Was war und was wahr war
Drago Jancars „Die Nacht, als ich sie sah“ ist ein bewegender Roman über bewegte Zeiten.
Von Ivona Jelcic
Innsbruck –„Wir leben in einer Zeit, wo man nur Menschen respektiert, seien sie lebendig oder tot, die bereit waren zu kämpfen, sich für die gemeinsamen Ideen sogar zu opfern. So denken beide Seiten, Sieger wie Besiegte“: Es ist ein Arzt der deutschen Wehrmacht, dem Drago Jancar diese Worte quasi als Erkenntnis-Beichte in den Mund legt. Als Rechtfertigung für die Gräuel des Krieges taugen sie kaum, aber sie können auch von anderen gesagt worden sein. Einer der einstigen Tito-Partisanen aber wird es später anders, vielleicht erkenntnisreicher formulieren: „Da haben wir wohl Scheiße gebaut“ – dann muss aber auch gut sein mit den alten Geschichten. Wieder ein anderer ist fern einer Bewertung, aber die Tatsache, dass der junge König in einem Londoner Park spazieren geht, während seine Armee von den britischen Besatzern kontrolliert wird, stimmt ihn doch ein wenig nachdenklich. Es ist die Stimme von Stevan Radovanovic, Kommandeur einer Kavallerie-Schwadron der jugoslawisch-königlichen Armee, die Drago Jancar an den Beginn dieses aus fünf Erzählperspektiven gebauten Romans stellt.

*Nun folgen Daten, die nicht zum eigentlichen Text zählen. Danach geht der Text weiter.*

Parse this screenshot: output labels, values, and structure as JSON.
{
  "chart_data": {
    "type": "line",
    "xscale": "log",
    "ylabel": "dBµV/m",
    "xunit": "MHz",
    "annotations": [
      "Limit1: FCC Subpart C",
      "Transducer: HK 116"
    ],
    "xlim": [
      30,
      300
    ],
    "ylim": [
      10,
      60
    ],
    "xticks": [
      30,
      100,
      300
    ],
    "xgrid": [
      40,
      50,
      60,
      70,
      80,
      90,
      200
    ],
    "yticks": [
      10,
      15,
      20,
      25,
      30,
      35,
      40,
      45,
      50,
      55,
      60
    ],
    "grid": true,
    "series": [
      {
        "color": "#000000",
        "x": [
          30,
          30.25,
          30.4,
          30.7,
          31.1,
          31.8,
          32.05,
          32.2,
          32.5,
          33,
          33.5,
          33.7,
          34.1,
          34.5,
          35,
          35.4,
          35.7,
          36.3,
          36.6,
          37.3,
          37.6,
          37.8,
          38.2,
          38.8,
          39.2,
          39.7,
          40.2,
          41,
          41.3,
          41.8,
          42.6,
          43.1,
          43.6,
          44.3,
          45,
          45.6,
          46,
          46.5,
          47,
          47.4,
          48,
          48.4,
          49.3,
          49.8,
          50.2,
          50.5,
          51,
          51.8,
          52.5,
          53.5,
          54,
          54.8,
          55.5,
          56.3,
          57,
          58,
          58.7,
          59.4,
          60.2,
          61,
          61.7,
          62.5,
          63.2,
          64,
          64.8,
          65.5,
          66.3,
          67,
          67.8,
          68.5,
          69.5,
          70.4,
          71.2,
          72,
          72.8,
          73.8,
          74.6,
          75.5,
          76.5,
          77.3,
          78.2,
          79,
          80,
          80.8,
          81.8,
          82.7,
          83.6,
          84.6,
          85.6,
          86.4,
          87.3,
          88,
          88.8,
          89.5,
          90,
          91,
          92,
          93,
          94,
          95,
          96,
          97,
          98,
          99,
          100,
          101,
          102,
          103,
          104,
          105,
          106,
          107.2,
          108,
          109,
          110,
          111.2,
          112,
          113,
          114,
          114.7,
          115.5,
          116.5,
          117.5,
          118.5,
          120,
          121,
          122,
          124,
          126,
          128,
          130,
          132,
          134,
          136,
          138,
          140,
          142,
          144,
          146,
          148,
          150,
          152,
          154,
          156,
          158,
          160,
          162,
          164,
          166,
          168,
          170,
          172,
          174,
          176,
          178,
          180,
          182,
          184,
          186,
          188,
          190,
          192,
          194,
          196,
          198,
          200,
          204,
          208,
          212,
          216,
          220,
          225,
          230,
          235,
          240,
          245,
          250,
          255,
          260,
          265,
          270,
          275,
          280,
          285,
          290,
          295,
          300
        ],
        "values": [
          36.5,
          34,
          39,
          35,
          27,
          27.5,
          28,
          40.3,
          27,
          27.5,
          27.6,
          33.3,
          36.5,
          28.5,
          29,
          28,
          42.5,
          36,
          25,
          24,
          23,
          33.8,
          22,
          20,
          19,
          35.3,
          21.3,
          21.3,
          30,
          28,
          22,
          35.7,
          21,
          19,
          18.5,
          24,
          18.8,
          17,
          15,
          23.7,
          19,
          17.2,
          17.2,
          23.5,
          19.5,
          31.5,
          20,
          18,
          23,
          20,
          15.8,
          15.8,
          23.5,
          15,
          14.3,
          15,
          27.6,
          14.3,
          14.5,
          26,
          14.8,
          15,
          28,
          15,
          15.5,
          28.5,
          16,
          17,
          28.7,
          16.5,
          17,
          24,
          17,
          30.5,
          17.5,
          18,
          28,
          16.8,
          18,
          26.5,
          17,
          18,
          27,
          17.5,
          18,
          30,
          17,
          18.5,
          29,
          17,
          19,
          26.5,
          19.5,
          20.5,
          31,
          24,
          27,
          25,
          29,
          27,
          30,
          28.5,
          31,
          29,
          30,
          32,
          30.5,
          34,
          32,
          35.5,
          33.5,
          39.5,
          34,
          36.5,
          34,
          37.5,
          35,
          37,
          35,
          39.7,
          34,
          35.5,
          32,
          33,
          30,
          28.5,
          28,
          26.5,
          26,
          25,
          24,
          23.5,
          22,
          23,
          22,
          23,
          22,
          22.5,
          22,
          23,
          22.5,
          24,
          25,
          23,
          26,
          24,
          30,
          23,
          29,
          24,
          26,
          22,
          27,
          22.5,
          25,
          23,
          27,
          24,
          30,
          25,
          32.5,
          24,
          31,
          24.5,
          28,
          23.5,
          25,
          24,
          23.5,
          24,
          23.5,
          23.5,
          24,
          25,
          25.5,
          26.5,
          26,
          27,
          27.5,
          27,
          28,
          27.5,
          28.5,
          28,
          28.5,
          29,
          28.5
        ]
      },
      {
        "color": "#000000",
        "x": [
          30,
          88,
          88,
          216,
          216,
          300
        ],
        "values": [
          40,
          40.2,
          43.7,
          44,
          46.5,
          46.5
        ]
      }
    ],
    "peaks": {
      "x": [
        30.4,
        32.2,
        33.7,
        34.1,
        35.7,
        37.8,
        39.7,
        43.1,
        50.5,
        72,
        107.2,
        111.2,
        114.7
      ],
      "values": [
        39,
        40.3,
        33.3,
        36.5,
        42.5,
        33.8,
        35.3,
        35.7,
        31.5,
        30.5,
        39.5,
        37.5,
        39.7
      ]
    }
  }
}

In ihrem Mittelpunkt: Veronika Zarnik, junge Dame der besseren Gesellschaft, freiheitsliebende Besitzerin eines Pilotenscheins, Exzentrikerin, die man schon mit einem Alligator an der Leine durch Ljubljana promenieren sah. Alle verehren sie, einer verrät sie, dann verschwindet sie.
Eine wahre Begebenheit – die Verschleppung einer slowenischen Schlossherrin und ihres Gatten durch Partisanen im Jahr 1944 – liegt diesem Roman zugrunde, der sich mit weit mehr als dem einzelnen Schicksal auseinandersetzt. Vielmehr dringt der Autor ins Geschichtsbewusstsein nicht nur seiner Landsleute, sondern von Nachkriegsgesellschaften im Allgemeinen. Abgründe und Unschärfen gibt es da genug, in Slowenien gerade auch was den Mythos vom gerechten und damit untadeligen Partisanenkampf gegen den Faschismus betrifft.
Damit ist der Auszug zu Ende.